What the existing harness gives you

  • Mock backend bootstrapping: startMockServer / stopMockServer in app/test/e2e/mock-server.ts.
  • Auth shortcut: triggerAuthDeepLink / triggerAuthDeepLinkBypass in helpers/deep-link-helpers.ts skips real OAuth.
  • Element helpers: clickNativeButton, waitForWebView, clickToggle in helpers/element-helpers.ts, use these instead of raw XCUIElementType* selectors.
  • Shared flows: completeOnboardingIfVisible, navigateViaHash, navigateToSkills, walkOnboarding in helpers/shared-flows.ts.
  • Core RPC from spec: callOpenhumanRpc in helpers/core-rpc.ts, drives the sidecar directly when a UI step would be brittle.
  • Platform guards: isTauriDriver, isMac2, supportsExecuteScript in helpers/platform.ts.
  • Artifact capture on failure: captureFailureArtifacts runs from wdio.conf.ts, screenshots + DOM dumps land under app/test/e2e/artifacts/.

Naming + structure conventions

  • WDIO specs: <feature-area>-flow.spec.ts for end-to-end product flows; <feature>.spec.ts for narrower surfaces.
  • Vitest co-location: prefer Component.tsx + Component.test.tsx siblings; use __tests__/ only when grouping multiple related tests.
  • Rust integration tests: snake_case file matching the surface, <feature>_e2e.rs for JSON-RPC-driven flows, <feature>_integration.rs for cross-domain.
  • Each describe / mod tests block maps to a feature-list ID range, link the matrix row in a comment if the mapping is non-obvious.

Pre-merge gates

Run before opening a PR. CI runs the same set, but local runs are faster:

# Rust core
cargo fmt --check
cargo check --manifest-path Cargo.toml
cargo clippy --manifest-path Cargo.toml -- -D warnings
cargo test --manifest-path Cargo.toml

# Tauri shell
cargo check --manifest-path app/src-tauri/Cargo.toml

# Frontend
pnpm typecheck
pnpm lint
pnpm format:check
pnpm test:unit

# Rust integration with mock backend
pnpm test:rust

# E2E (slow - run when behaviour changes user-visibly)
pnpm test:e2e:build
bash app/scripts/e2e-run-spec.sh test/e2e/specs/<your-spec>.spec.ts <id>

Not driver-automatable - manual smoke required

Some surfaces cannot be driven by WDIO / Appium because they cross OS-level trust boundaries or hardware paths. The complete checklist + sign-off block lives in docs/RELEASE-MANUAL-SMOKE.md, that file is the source of truth for what must be verified per release. Examples of what it covers:

  • macOS TCC permission prompts (Accessibility, Input Monitoring, Screen Recording, Microphone)
  • Gatekeeper signature validation on first launch
  • Code-sign integrity (codesign --verify --deep --strict)
  • DMG install / drag-to-Applications flow
  • Auto-update download + relaunch
  • OS-native notification toasts on Linux (no display server visible to the driver beyond Xvfb)

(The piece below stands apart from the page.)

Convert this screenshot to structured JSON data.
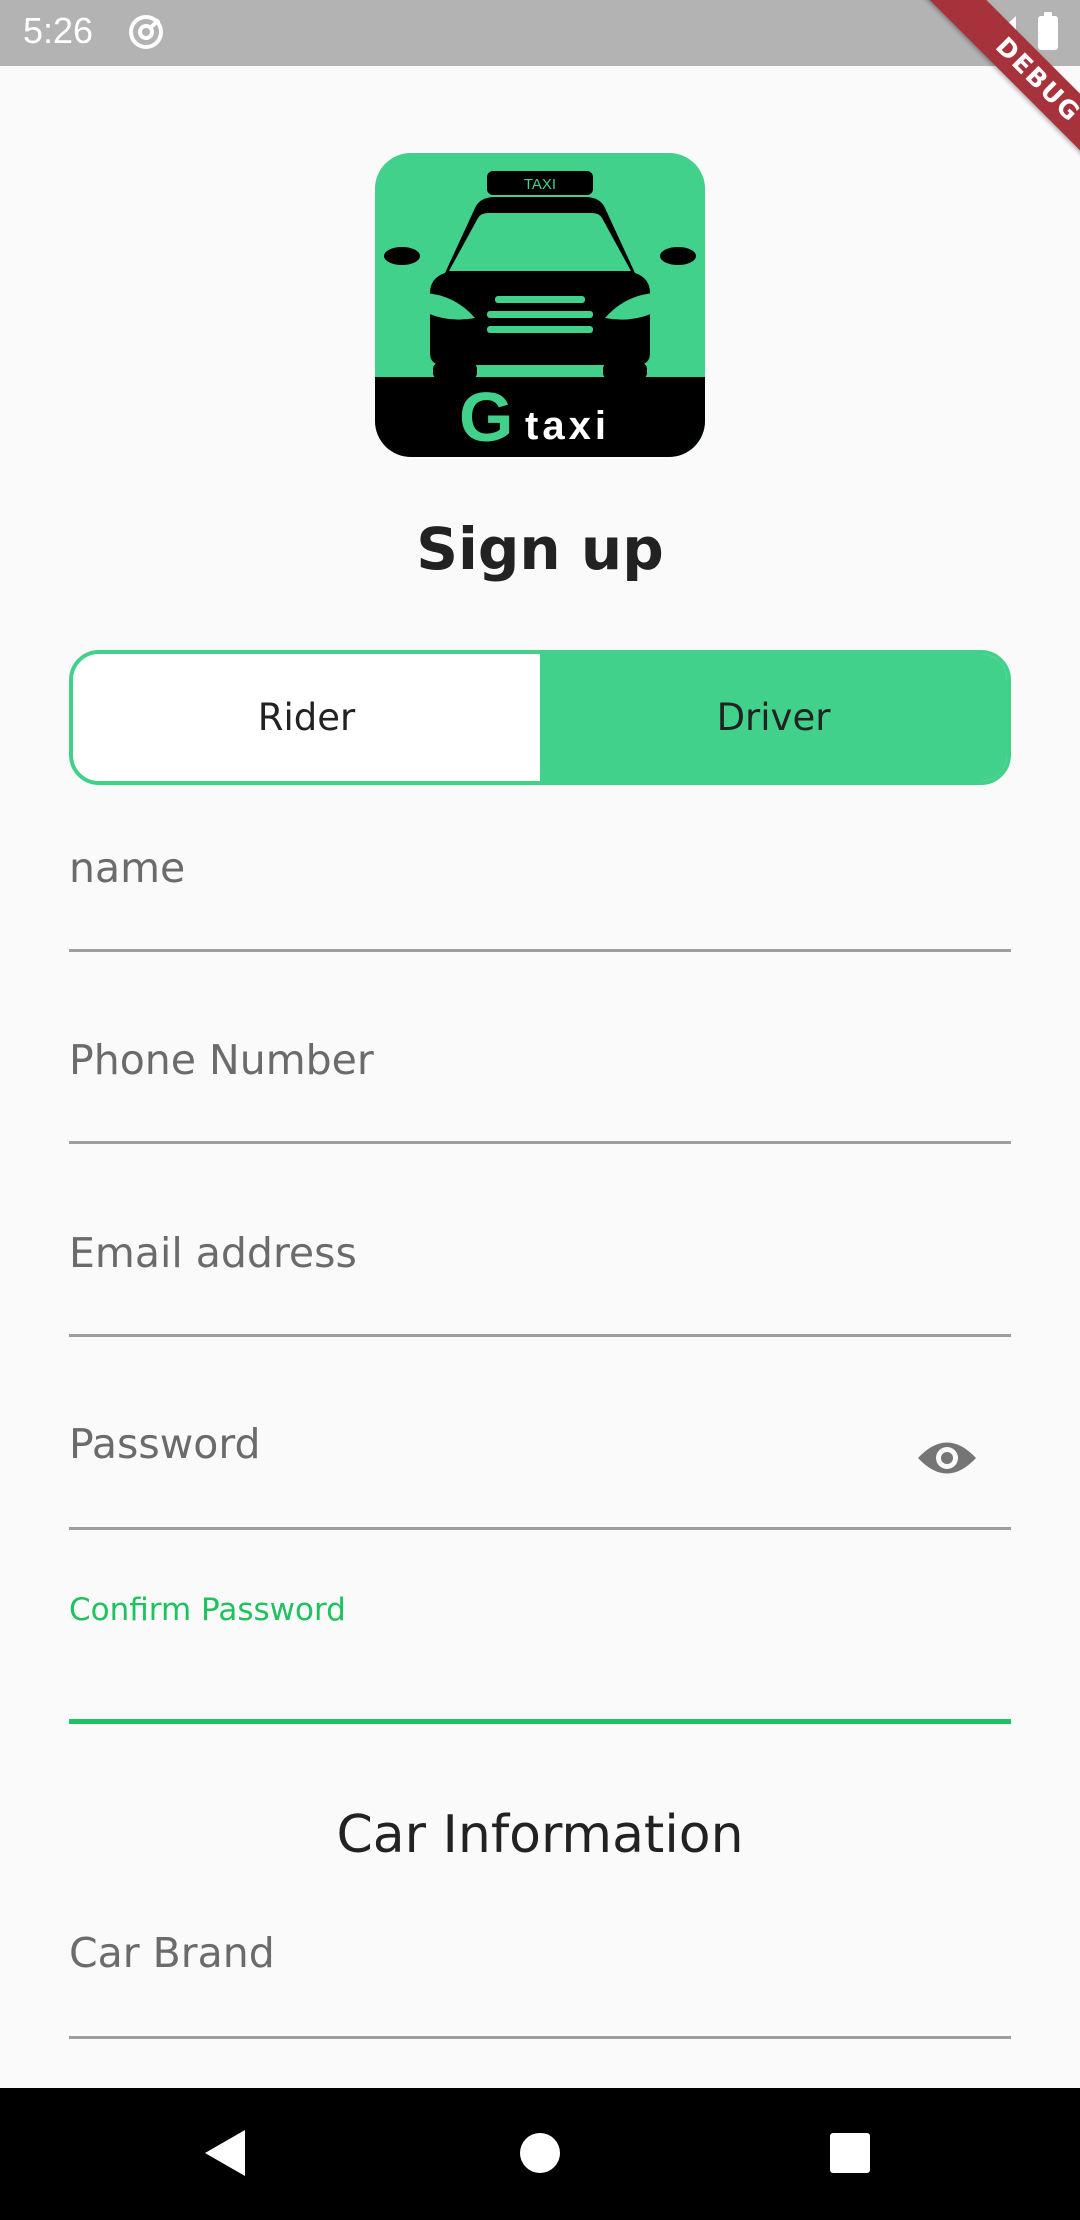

If a feature has no automated coverage AND is not on the manual smoke list, treat it as untested, open a coverage gap.


Coverage matrix as the contract

Every feature leaf in the coverage matrix maps to:

  1. A test path or paths, or
  2. A justified 🚫 with a manual-smoke entry.

When you add / remove / rename a feature, update the matrix row in the same PR. CI will guard this contract once #965 lands.


When in doubt

  • Push the test as low in the layer stack as possible (Rust unit > Rust integration > Vitest > WDIO). Lower layers are faster, more deterministic, and cheaper to run.
  • WDIO is for behaviours that genuinely cross UI ⇄ Tauri ⇄ sidecar ⇄ JSON-RPC. Don't drive a unit-testable concern through WDIO just because the UI exists.
  • A failing happy path is a regression. A missing failure-path test is a gap. Both are bugs.